In both r 45.1 and r 45.3 of CPR 45, which were entitled “Fixed Costs”, it was clear that the court retained a discretion to order such costs as were appropriate. The fixed costs regime applied in default if the court did not order otherwise. CPR 45 recognised that many court proceedings would be debt collection exercises that would not involve the use of independent solicitors but would be handled internally, and CPR 45 applied amounts and formulas to determine what the fixed costs were in any particular case.

The court recognised the importance of a summary and prompt procedure to secure the enforcement of adjudicators’ decisions that had been properly reached and, in this case, it was wholly appropriate for the court to exercise its discretion to order costs at a greater level than the costs fixed by CPR 45.

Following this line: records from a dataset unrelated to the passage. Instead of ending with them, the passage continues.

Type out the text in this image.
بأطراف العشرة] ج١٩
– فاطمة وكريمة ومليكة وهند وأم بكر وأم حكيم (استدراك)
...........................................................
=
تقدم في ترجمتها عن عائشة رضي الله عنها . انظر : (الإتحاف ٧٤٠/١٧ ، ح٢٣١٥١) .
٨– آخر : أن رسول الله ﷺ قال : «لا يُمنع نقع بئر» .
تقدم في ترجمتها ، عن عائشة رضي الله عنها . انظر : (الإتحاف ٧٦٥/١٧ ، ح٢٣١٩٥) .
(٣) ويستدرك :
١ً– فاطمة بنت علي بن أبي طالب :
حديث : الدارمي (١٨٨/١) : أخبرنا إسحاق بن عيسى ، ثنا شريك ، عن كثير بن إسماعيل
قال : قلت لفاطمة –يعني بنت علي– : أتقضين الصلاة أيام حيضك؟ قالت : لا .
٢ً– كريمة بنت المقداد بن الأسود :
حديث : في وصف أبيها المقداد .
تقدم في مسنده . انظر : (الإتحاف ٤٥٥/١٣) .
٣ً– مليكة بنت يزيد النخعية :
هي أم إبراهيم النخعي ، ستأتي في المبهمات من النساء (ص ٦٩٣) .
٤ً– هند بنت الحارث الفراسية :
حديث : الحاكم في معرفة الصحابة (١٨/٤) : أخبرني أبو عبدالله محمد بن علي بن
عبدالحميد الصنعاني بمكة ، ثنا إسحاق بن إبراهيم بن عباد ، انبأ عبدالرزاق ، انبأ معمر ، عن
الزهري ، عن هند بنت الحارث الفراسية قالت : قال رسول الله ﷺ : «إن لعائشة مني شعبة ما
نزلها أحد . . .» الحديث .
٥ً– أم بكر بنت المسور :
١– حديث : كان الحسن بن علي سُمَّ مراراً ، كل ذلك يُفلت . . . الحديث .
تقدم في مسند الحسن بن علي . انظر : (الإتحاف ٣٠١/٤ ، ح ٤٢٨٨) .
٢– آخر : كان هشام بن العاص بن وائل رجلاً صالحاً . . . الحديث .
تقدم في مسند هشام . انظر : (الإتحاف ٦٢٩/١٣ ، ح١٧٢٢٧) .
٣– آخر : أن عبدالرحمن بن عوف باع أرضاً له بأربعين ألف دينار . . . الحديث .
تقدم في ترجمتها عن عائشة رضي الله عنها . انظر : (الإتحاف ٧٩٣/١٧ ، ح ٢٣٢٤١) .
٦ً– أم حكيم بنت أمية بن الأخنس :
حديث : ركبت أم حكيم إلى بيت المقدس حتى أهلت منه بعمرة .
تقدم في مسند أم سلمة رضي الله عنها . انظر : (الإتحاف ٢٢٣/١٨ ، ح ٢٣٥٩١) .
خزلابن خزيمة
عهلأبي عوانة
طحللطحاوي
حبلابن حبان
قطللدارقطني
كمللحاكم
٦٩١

It appeared that the claimant had substantially followed the procedure set out in para 9.2 of the TCC Guide ((2nd ed) first revision, October 2007), which was now the norm for adjudication enforcement proceedings. Accordingly, it was inevitable that the costs would exceed the fixed costs called for in CPR 45 by a substantial amount.

It would be unfair to limit a successful claimant that had complied with the steps called for in the rules and the guide. The claimant had been justified in issuing proceedings following a threatened defence and an unqualified admission on the part of the defendant after issue.

Glovers Solicitors LLP appeared for the claimant; Mills & Co Solicitors, of Watford appeared for the defendant.